Your pictures are very clear and colorful. Thanks for sharing some names of plants. I would enjoy more pictures of your garden. Thanks.
Oh....to sit there in the summer and have a glass (or two )of Chardonnay what be a bit of heaven.
I am WOWed! Your garden is so beautiful!!! Please send more pictures!!!
Oh, and thank you SO MUCH! for identifying the plants in the picture...and I have a questions for you...the Cryptotaenia japonica 'Atropurpurea', I read that it self sows and "can" be invasive. I'm looking for about 3 plants in this color for partial shade (mostly shade)and the size and shape of the plants are perfect. But was wondering what your experience with them was.....thanks!
i agree with Wittyone(tongue-in-cheek), tho, we do need to see more of this garden. obviously, more to see, please !
tntreeman has a great idea, a book based on all our(oops, your) gardens !! real life garden pics ! a best seller furshur !!
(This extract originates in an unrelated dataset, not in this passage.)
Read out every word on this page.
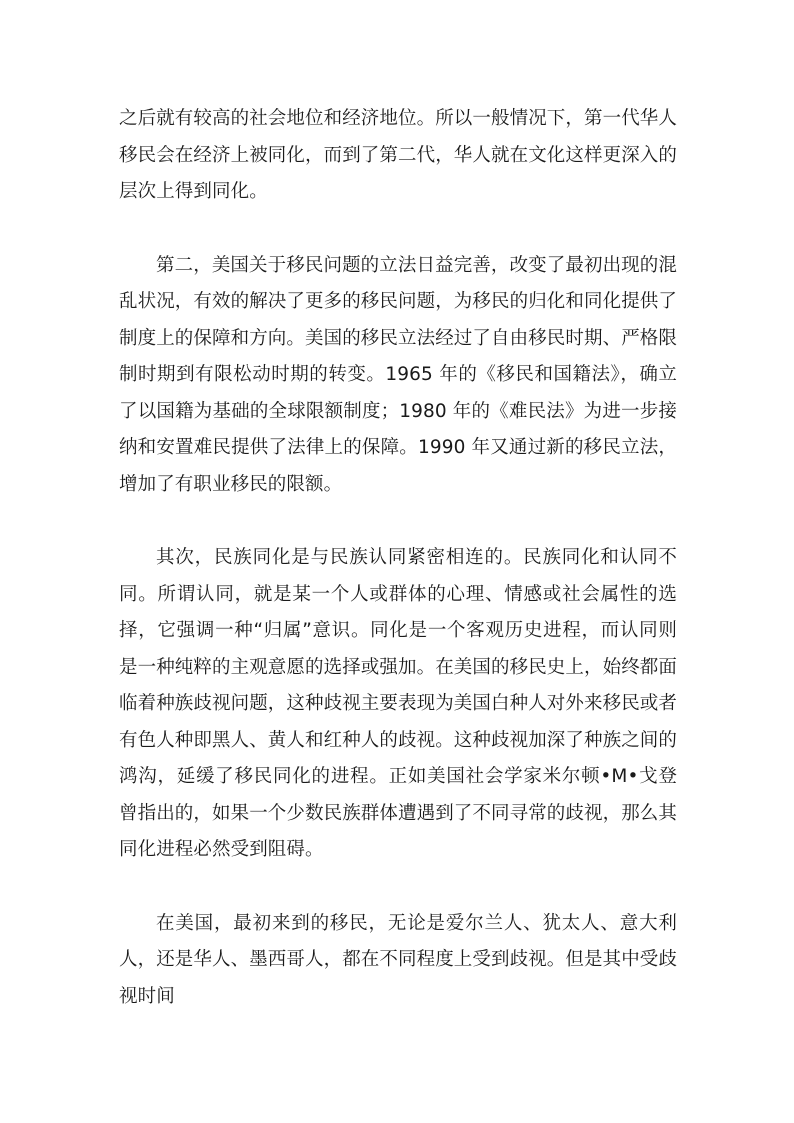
之后就有较高的社会地位和经济地位。所以一般情况下，第一代华人移民会在经济上被同化，而到了第二代，华人就在文化这样更深入的层次上得到同化。

第二，美国关于移民问题的立法日益完善，改变了最初出现的混乱状况，有效的解决了更多的移民问题，为移民的归化和同化提供了制度上的保障和方向。美国的移民立法经过了自由移民时期、严格限制时期到有限松动时期的转变。1965 年的《移民和国籍法》，确立了以国籍为基础的全球限额制度；1980 年的《难民法》为进一步接纳和安置难民提供了法律上的保障。1990 年又通过新的移民立法，增加了有职业移民的限额。

其次，民族同化是与民族认同紧密相连的。民族同化和认同不同。所谓认同，就是某一个人或群体的心理、情感或社会属性的选择，它强调一种“归属”意识。同化是一个客观历史进程，而认同则是一种纯粹的主观意愿的选择或强加。在美国的移民史上，始终都面临着种族歧视问题，这种歧视主要表现为美国白种人对外来移民或者有色人种即黑人、黄人和红种人的歧视。这种歧视加深了种族之间的鸿沟，延缓了移民同化的进程。正如美国社会学家米尔顿•M•戈登曾指出的，如果一个少数民族群体遭遇到了不同寻常的歧视，那么其同化进程必然受到阻碍。

在美国，最初来到的移民，无论是爱尔兰人、犹太人、意大利人，还是华人、墨西哥人，都在不同程度上受到歧视。但是其中受歧视时间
tntreeman-I've been pushing the idea of a special FG issue featuring the best of GPOD--I'll keep trying! I think everyone would love the personal stories and mountain of eye candy.
Wittyone-I wish! Every garden you guys send me is awesome! Every effort at gardening is worthwhile and beautiful. Send in the pics!
News Flash! Christine sent in more pics today--stay tuned to see them tomorrow!
Michelle, have them call me, i talk so much many times people agree to my ideas just to shut me up
First of all, Christine your gardens are stunning (LOVE that yew!) and thank you for the plant IDs...can't wait for tomorrow's continuation!
Second, Michelle I love your idea for a special FG edition. Don't know that I have tntreeman's powers of persuasion but would be happy to chime in if you just say the word! That would be one 'keeper' issue!
Christine, beautiful gardens - looking forward to tomorrows photos. You have very lush gardens for sandy soil; your amending has really paid off. I am thinking of a white garden and it was interesting to hear your thoughts on ivory with golds & chartreuse. I also garden for the birds, butterflies, and bugs they are just as beautiful as the flowers. And now I'm going to do a little venting - the snow banks are so high the rabbits can reach over the chicken wire cages aroung my clematis. They have decided to give them rejuvenation pruning, needed or NOT!
Hello everyone! I'm new to this site, so you'll have to bear with me as I try to reply to your questions! The Cryptotaenia japonica 'Atropurpurea' is indeed a self-seeder. I like trying new things when I see them for sale and no one knew much about Japanese Honeywort when I found it years ago. I let a few plants get full grown and try to cut off the seed-heads before they drop. I do have a few places where they are growing in thick patches. I pull as much as I can a few times a season. It’s just an unusual plant and that appeals to me.
Limbing up the yew wasn't an original idea of mine, but when you have a couple of 20'- 30'diameter blobs of green in the middle of a lawn you need drastic measures. I do most of the garden myself, but for this job I had the help of a man that was cutting down some storm damaged trees on my property. I directed where I wanted the cuts and he manned the chainsaw. It was a “leap of faith” experience!
I have a few varieties of ligularia and/orFarfugium; F.japonicum 'Cristata', Farfugium japonicum 'Aureomaculata'(Spotted Leopard Plant), Farfugium japonicum 'Jitsuko's Star', Farfugium japonicum 'Gigantea'(Giant Leopard Plant), Ligularia stenocephala 'The Rocket', Ligularia dentata ‘Britt-Marie Crawford’, and Ligularia japonica. Can anyone clarify the confusion in the botanical name?
christine,
i am in awe of what you have created and i'm glad you put a face on this garden. i have just finished reading every word on your website and examined each photo there. all beautiful and i fully appreciate all the work and thought you have invested in your garden but,,,,,,,,,,how in the world do you make the time ?!?!? can't wait to see the next chapter in the morning. thanks for sharing your hidden harbor
I am checking in late, but you have a wonderful garden. I am looking forward to those extra pics you sent in.